Hadist Bukhari Itu Berisi Hadist Palsu
                                           
Kalo para umat dan ulama yang keracunan dogma Islamiah menganggap bahwa Quran 
dan Hadist-nya tidak berisi kontradiksi, maka Prof. Doktor Muhibbin dari IAIN 
Walisongo justru menemukan bayak sekali kontradiksi ini.

Padahal urusan kontradiksi dalam Quran gampang sekali ditemukan oleh mereka 
yang bukan Islam, tetapi kenapa umat Islam dan ulamanya sendiri begitu susahnya 
menemukan kontradiksi ini sehingga harus menjadi prof. doktor dulu baru bisa 
menemukan kontradiksi ini ???

Sebabnya sebenarnya bukan karena umat Islam dan ulamanya susah dan tidak bisa 
menemukan kontradiksi ini, mereka juga bisa menemukannya tetapi tidak berani 
mengemukakannya karena takut dituduh murtad dan nyawa tidak bisa dijamin 
keselamatannya.  Barulah apabila sang ulama sudah bergelar doktor dan professor 
maka dia baru ada keberanian untuk mengungkapkannya.

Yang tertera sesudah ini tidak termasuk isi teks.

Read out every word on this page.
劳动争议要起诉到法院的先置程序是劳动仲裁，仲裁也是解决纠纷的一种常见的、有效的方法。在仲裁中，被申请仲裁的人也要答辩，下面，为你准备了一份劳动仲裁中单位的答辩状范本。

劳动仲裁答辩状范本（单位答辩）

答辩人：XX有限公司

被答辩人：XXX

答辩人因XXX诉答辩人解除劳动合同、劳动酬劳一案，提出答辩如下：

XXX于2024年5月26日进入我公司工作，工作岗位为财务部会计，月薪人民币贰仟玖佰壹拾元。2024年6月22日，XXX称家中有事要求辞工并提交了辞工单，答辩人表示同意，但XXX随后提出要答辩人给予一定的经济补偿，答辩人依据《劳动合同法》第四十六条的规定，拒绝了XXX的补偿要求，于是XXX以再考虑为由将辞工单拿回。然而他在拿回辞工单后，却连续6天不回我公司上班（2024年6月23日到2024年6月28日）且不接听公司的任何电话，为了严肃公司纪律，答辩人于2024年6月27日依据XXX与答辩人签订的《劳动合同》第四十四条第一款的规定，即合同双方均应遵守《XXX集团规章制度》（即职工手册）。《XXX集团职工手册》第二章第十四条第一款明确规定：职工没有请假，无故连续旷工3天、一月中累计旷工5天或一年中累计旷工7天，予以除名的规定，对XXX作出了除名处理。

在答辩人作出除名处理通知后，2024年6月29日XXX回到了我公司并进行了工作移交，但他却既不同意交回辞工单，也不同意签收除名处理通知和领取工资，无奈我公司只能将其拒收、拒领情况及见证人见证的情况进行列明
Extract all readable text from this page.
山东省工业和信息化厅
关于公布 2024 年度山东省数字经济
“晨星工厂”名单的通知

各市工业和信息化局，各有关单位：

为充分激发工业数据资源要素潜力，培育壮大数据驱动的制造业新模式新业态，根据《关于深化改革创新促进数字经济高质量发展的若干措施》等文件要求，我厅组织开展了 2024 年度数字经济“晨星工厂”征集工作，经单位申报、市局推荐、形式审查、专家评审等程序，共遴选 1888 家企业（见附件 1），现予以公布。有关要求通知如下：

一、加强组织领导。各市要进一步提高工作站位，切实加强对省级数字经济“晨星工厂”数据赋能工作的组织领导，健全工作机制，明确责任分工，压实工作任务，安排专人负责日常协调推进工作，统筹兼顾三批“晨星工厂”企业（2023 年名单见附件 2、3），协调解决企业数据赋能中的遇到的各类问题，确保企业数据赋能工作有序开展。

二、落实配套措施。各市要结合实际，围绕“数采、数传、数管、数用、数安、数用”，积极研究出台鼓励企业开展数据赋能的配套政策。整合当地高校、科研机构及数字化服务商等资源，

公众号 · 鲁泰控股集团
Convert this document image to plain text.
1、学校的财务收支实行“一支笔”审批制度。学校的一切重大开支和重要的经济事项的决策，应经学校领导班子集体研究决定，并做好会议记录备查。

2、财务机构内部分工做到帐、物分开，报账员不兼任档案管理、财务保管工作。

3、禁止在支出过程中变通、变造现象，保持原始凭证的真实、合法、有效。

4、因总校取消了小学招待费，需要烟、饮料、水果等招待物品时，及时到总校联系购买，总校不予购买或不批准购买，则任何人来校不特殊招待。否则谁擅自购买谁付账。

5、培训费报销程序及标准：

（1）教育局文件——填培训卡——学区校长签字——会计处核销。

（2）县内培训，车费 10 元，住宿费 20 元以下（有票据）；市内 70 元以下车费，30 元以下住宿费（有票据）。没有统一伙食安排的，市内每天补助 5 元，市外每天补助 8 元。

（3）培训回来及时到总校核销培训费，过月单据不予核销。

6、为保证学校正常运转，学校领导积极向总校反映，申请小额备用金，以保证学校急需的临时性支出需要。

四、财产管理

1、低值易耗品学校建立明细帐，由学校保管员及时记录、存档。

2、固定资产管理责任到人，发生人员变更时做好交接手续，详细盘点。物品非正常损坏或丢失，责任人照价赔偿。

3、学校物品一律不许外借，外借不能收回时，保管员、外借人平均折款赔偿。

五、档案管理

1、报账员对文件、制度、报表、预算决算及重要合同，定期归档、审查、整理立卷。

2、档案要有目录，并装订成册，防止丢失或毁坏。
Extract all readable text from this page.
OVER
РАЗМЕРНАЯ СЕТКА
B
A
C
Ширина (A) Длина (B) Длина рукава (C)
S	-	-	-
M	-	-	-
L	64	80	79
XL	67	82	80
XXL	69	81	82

Hal ini bisa anda baca sendiri uraiannya tentang kontradiksi antara Quran dan 
Hadist beserta kelemahan2nya, dari website republika dibawah ini:

http://www.republika.co.id/berita/68251/Prof_Dr_Muhibbin_Hadis_Palsu_dan_Lemah_dalam_Sahih_Bukhari

''Telitilah kembali setiap hadis yang dinisbatkan pada Rasulullah SAW. Jangan 
asal riwayat Bukhari, lalu dikatakan sahih.''


Sebagian besar umat Islam di seluruh dunia, yakin dan percaya bahwa kitab hadis 
Jami' al-Shahih karya Imam Bukhari adalah sebuah kitab yang berisi kumpulan 
hadis-hadis paling sahih. Karena keyakinan itu pula, sebagian besar ulama pun 
turut meyakini dan menempatkannya pada urutan pertama kitab hadis sahih.

Benarkah demikian? ''Tidak semua hadis yang terdapat dalam kitab Jami' 
al-Shahih karya Imam Bukhari itu benar-benar sahih. Terdapat beberapa hadis 
yang termasuk kategori lemah dan palsu,'' kata Prof Dr H Muhibbin MAg, guru 
besar dan pembantu Rektor I IAIN Walisongo, Semarang.

Menurutnya, berdasarkan penelitian yang dilakukannya (hasilnya penelitian 
Muhibbin ini sudah dibukukan--Red), terdapat hadis yang bertentangan dengan 
Alquran maupun antarhadis di dalam kitab tersebut.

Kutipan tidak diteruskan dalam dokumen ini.